We can therefore conclude that as of December 2022, between 44% and 60% of Medicaid recipients subject to the bill’s community engagement requirement would be in compliance, with the exact share depending on states’ decisions of how many months of participation to require. Between 7.3 million and 10.3 million Medicaid recipients would not be compliant and thus need to increase their community engagement participation in order to retain Medicaid coverage.
It is notable that most compliant Medicaid recipients meet the requirement via work only. If school, training and community service were not eligible activities, then between 40% and 53% of Medicaid recipients subject to the bill’s work requirement would be in compliance, with the exact share depending on states’ stringency.
One important caveat of the figure above is that Medicaid recipients were allowed to remain continuously enrolled in the program from the beginning of the COVID-19 pandemic through March 2023, even if they would not have normally met eligibility criteria. As a result, the previous figure may overstate the employment of Medicaid enrollees when continuous enrollment is no longer in effect, since in December 2022 some relatively higher income enrollees with higher employment rates who are typically ineligible for Medicaid may have been receiving coverage.
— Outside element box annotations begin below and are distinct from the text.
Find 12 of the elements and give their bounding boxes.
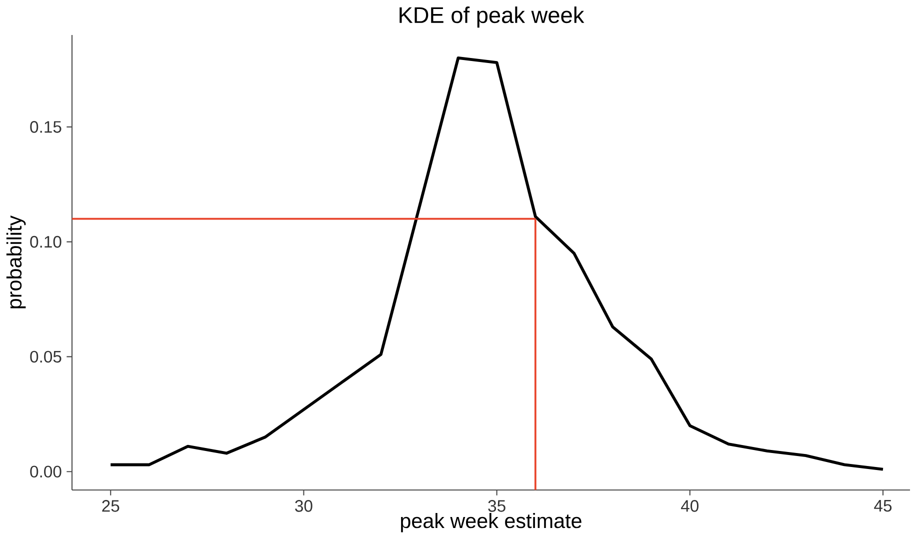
x-tick-label: 25	[102, 500, 120, 512]
y-tick-label: 0.10	[30, 236, 62, 248]
x-axis-title: peak week estimate	[401, 513, 582, 532]
y-axis-title: probability	[6, 215, 26, 308]
x-tick-label: 30	[295, 500, 312, 512]
x-tick-label: 35	[488, 500, 506, 512]
y-tick-label: 0.15	[30, 121, 62, 133]
x-tick-label: 40	[680, 500, 699, 512]
y-tick-label: 0.05	[30, 350, 62, 363]
x-tick-label: 45	[874, 500, 892, 512]
y-tick-label: 0.00	[30, 466, 62, 478]
chart-title: KDE of peak week	[400, 6, 584, 28]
While Survey of Income and Program Participation data corresponding to 2023 are not yet available, it is nonetheless possible to analyze data corresponding to December 2018. (The 2019 data were based on interviews conducted during the beginning of the COVID-19 pandemic and thus may suffer from nonresponse or other biases.)
The below figure shows that an even lower share of Medicaid recipients were in compliance with the House bill’s community engagement requirement as of December 2018. Between 38% (if all states require six months of community engagement) and 51% (if all states require only one month of community engagement) would have been in compliance. Just 32% to 42% would have complied solely through work. This provides evidence that an even larger share of covered Medicaid recipients will need to increase their community engagement in order to retain Medicaid eligibility when community engagement requirements are implemented, given that continuous enrollment is no longer in effect.
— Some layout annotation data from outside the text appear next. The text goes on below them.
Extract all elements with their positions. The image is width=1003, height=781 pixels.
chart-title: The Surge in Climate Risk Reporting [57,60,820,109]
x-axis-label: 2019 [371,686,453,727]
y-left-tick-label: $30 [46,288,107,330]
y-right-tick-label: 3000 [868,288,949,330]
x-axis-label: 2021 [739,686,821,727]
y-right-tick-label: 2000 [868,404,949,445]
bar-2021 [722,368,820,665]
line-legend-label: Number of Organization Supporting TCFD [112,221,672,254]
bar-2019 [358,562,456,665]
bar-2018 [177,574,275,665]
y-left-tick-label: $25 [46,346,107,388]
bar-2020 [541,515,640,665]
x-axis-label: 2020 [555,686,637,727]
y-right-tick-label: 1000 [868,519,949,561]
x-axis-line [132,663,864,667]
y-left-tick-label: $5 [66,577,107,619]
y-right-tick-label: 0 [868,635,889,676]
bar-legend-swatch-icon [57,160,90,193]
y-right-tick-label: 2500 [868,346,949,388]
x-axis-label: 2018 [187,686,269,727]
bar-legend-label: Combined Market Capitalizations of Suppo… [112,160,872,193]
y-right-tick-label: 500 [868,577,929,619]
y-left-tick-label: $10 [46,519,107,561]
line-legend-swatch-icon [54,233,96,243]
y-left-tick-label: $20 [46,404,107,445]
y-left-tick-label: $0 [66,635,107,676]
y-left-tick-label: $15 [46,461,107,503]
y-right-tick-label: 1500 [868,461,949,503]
Although the above analyses focus on requirements for currently enrolled Medicaid recipients, the House Committee on Energy and Commerce bill would additionally require newly enrolling individuals to have satisfied the community engagement requirement in at least the previous month and potentially additional (consecutive) months before getting onto the program. Over time, this could also affect the Medicaid caseload and the employment decisions of potential enrollees.
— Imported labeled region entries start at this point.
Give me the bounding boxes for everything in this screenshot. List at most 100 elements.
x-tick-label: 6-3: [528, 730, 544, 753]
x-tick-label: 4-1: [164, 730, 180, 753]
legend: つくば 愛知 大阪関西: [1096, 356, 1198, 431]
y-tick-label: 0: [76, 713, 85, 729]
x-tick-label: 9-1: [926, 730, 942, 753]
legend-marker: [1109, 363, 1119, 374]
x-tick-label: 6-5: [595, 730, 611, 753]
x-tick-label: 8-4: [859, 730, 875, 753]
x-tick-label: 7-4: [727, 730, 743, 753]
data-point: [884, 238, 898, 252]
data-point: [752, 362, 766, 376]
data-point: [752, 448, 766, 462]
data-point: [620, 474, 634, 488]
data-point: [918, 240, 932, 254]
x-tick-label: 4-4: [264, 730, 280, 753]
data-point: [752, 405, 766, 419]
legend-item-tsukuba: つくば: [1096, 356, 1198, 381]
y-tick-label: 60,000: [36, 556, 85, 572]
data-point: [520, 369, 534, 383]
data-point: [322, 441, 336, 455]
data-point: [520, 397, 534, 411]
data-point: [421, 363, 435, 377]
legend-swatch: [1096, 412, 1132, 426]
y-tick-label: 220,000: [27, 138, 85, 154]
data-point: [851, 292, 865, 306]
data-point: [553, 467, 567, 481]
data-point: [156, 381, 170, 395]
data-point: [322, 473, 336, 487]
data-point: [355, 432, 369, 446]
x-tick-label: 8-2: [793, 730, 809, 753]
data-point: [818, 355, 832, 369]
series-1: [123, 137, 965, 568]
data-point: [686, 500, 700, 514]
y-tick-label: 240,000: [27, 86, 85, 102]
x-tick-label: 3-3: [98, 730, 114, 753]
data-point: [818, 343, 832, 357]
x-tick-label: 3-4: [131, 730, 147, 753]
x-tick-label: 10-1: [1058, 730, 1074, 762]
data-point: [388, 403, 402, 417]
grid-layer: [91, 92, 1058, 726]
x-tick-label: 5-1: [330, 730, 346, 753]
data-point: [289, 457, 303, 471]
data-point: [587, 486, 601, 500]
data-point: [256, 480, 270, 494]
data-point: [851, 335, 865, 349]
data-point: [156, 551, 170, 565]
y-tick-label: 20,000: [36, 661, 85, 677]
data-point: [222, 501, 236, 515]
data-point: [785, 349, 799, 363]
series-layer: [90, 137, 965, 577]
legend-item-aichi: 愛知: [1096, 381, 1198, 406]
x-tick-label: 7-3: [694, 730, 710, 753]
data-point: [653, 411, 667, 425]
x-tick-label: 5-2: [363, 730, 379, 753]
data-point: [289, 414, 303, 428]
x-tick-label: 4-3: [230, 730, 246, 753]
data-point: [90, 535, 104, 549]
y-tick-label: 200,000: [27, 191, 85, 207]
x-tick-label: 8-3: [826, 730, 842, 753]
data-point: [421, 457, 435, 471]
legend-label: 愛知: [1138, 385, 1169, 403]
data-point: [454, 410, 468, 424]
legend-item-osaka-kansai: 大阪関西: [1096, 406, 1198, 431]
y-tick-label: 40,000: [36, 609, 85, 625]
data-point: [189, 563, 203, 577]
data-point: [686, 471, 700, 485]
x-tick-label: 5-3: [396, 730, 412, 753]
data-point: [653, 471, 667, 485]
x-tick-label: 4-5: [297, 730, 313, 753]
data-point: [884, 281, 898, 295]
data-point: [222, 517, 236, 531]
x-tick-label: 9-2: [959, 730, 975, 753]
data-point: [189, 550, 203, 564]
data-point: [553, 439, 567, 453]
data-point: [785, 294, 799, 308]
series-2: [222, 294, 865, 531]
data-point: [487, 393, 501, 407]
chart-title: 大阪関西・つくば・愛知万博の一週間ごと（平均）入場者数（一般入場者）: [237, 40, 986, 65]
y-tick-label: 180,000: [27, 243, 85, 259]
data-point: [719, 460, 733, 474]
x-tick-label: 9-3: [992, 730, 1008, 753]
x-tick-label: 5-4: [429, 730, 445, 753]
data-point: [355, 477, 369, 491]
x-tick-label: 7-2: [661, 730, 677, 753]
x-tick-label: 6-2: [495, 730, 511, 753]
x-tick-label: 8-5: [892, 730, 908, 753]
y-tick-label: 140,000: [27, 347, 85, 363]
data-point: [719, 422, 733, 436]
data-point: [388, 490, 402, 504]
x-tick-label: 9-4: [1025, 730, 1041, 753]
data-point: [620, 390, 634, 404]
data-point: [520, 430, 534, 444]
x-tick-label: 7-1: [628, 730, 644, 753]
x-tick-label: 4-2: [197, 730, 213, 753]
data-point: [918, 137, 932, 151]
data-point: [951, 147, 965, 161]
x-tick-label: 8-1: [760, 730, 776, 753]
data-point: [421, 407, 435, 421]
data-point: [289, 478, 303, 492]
From a methodological perspective, it is worth emphasizing the importance of evaluating work and community engagement requirements which depend on monthly participation history by using data that track monthly behavior. Most analyses that estimate the share of Medicaid recipients who work rely on the Current Population Survey Annual Social and Economic Supplement, which records work at some point during the year. Whether Medicaid recipients work at some point during the year may be an interesting question, but it does not inform how many are in compliance with a work requirement, let alone a broader community engagement requirement, that depends on monthly behavior. In contrast, I use the Survey of Income and Program Participation, which asks a detailed set of questions about government benefit receipt, work hours, and participation in school and training, for each survey respondent on a monthly basis. It has the additional benefit of suffering from less misreporting than other major surveys like the Current Population Survey.